Archiving: Emerson’s SnapStream provides enough storage capacity for months of automatic recordings, making it convenient for stories to be studied across news cycles. Clips of particular interest can be burned to DVD for long-term storage and easy retrieval.

Realtime news analysis: Professors can pause and time-shift live TV to give students an unprecedented opportunity to examine news coverage as events unfold.

The Snapstream Enterprise TV appliance can record from up to six channels simultaneously, and provides nearly two months worth of fault-tolerant storage. These features allow the Department of Journalism to record all available news broadcasts on four channels, as well as ad hoc recordings on two other channels at the same time. Requesting recordings is no longer necessary- and the department can be assured that they will never miss a story.

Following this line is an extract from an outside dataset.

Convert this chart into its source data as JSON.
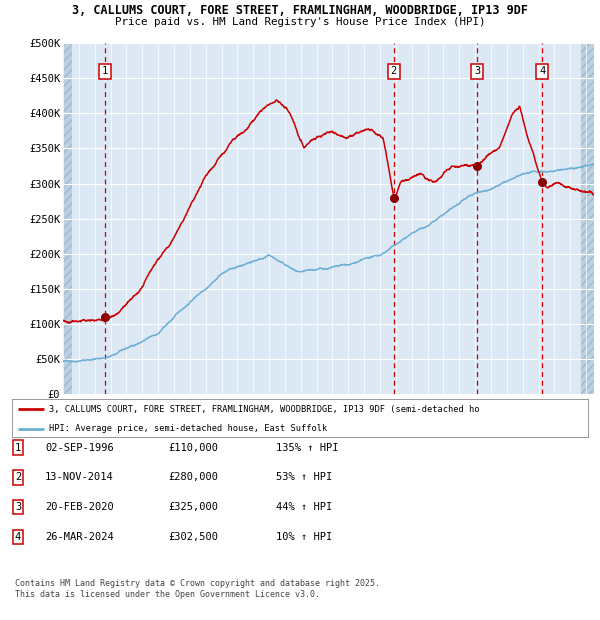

Emerson College SnapStream Configuration

Emerson College distributes commercial cable mixed with internal stations throughout the college via coaxial cable. The Snapstream Enterprise appliance resides in the college’s server room and is administered by their IT department (see Figure 1). The appliance is connected to the LAN, allowing any networked computer with the Link software to stream live TV and stream or download previously recorded TV. Users can save segments, which can then be edited or burned to DVD locally. Streaming TV can be projected for classroom presentations using Link clients in the department’s teaching labs.

About Emerson College

Emerson College is the only comprehensive college or university in America dedicated exclusively to communication and the arts in a liberal arts context. The College enrolls some 3,000 full-time undergraduates and 900 full and part-time graduate students in its School of the Arts and School of Communication. This diverse group of men and women come from 45 states and 40 countries. Emerson College is located in downtown Boston, at the gateway to the Theatre District. It also has facilities in Los Angeles and the Netherlands.


Figure 1: The SnapStream Enterprise TV appliance (blue) is rack-mounted in the Emerson College server room.

Figure 2: The SnapStream Enterprise appliance feeds content to computers in the Journalism Department’s teaching labs, which can be projected for classroom use.

Figure 3: A journalism department professor referencing recordings made with the Enterprise TV appliance.